Zum andern, gleuben wir, das nicht der vatter noch heilger gaist, Sondern der Sone Gots vatters, rechter naturlicher got, sey Mentsch worden durch wirckung des heilgen gaists on zuthun menlichs samens geporen von der Rheinen Jungfrawen Maria, leiblich volkhommen mit leibe vnd seele, wie ein ander mentsch on alle sonde etc

Zum Dritten, das derselbig gottes vnd Maria sone, vnzertrentte person, Ihesus Christus sey fur vns gecreutziget, gestorben vnd begraben, auferstanden von todten, aufgefarn ghen Hymmel, sitzend zur Rechten Gottes, Herr vber alle Creaturen, zukunftig zurichten die lebendigen vnd todten etc.

Zum vierten, gleuben wir, Das dj erbsunde sey vns von Adam angeborn vnd aufgeerbet vnd sey ein sollich Sonde, das sy alle mentschen verdammet, Vnd wo Hiesus Christus vns nicht zu hilf khommen were mit seinem tode vnd leben, so hetten wir Ewig doran sterben vnnd zu gottes Reich vnd selligkeit nicht khommen mussen.

Zum funften Gleuben wir, Das wir von sollicher Sonde vnd allen andern Sonden sampt dem Ewigen tode erlost werden, So wir gleuben an solchen gottes sone Ihesum Christum fur vns gestorben etc. vnd ausser solchem glauben durch keinerley werck, standt oder orden etc. los werden mogen von eniger Sonde etc.
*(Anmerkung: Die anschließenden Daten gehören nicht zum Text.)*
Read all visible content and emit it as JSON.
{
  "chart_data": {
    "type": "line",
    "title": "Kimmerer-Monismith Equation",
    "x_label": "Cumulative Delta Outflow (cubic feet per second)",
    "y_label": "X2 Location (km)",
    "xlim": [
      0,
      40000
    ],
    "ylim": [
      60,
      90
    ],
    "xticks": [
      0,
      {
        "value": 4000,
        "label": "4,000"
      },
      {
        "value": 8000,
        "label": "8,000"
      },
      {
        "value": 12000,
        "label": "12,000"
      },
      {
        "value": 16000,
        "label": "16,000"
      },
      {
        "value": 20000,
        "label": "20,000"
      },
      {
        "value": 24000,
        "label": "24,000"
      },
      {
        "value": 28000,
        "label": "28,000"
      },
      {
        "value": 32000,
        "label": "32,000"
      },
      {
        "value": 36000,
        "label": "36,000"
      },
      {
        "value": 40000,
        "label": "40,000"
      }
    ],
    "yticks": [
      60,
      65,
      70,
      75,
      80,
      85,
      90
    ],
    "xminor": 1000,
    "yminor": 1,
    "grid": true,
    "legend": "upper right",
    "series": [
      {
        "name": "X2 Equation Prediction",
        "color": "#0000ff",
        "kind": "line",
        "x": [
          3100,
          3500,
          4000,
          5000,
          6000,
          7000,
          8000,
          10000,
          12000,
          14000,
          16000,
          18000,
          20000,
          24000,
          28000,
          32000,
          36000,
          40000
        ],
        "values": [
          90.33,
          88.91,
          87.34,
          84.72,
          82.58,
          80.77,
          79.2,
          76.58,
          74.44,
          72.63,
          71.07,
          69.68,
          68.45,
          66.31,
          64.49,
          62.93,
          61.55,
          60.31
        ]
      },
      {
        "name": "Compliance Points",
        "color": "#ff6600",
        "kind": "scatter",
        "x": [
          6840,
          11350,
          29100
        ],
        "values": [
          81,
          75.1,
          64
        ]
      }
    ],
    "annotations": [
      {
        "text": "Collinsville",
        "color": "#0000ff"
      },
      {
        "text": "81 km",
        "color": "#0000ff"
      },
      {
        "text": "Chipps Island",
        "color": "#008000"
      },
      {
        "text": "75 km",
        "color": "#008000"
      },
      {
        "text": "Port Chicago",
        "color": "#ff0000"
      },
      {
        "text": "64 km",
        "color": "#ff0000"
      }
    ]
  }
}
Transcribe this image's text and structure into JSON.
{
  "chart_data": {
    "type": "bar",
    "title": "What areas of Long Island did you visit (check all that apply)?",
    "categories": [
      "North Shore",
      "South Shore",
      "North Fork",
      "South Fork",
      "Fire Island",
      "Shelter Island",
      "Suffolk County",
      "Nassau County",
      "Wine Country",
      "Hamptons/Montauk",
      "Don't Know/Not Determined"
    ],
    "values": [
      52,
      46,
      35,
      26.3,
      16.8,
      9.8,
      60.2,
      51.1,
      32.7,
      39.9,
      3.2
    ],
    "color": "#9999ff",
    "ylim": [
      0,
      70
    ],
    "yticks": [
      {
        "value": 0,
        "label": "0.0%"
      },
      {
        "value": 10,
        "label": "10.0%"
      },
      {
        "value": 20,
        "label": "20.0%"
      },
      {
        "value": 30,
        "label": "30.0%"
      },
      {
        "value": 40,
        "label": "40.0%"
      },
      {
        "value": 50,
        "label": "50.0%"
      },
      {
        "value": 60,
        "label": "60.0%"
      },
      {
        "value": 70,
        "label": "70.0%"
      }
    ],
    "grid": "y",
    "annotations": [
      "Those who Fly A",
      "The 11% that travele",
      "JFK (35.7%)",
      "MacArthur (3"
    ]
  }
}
Zum Sechsten, das solcher glaube sey ein gabe gottes, den wir mit keinen vorgehenden Wercken oder verdienst erwerben noch aus eigener Craft machen konnen, Sondern der heillig gaist gibt vnd schaft, wo er wil, denselbigen jn vnsere hertzen, wen wir das Euangelion oder wort Christj horen.

Zum Siebenden, Das solcher glaube sey vnser gerechtigkeit fur got, als vmb wilchs willen vns got gerecht, fromme vnd heillig rechnet vnd helt on alle werck vnd verdienst Vnd dadurch von Sonden, todt, helle hilft, zu gnaden nimpt vnd sellig macht vmb seines Sons willen, In wilchen wir alßo gleuben, vnd dadurch seines sons gerechtigkeit, lebens vnd aller gutter geniessen vnnd teilhaftig werden.

Von dem Eusserlichen wort.

Zum achten, Das der heillig gaist, ordentlich zuredden, niemants solchen glauben oder seine gabe gibt on vorgehend Predigt oder muntlich wort oder Euangelion Christj, Sondern durch vnd mit solchem muntlichen wort wirckt er vnd schaft den glauben, wo vnd jn wilchem er will. Ro. X.

Von der Tauffe.

Zum Neundten, Das die Heilge taufe sey ein Sacrament, das zu solchem glauben von got eingesetzt, Vnd weil Gots gebot: Ite Baptizate, vnd Gots verheissung drynnen ist: Qui crediderit, so ists nicht allein ein leddig zeichen oder losung vnther den Christen, Sonder ein zeichen vnd werck Gottes, dorin vnser glaube gefordert, durch welchen wir zum leben widder geporn werden.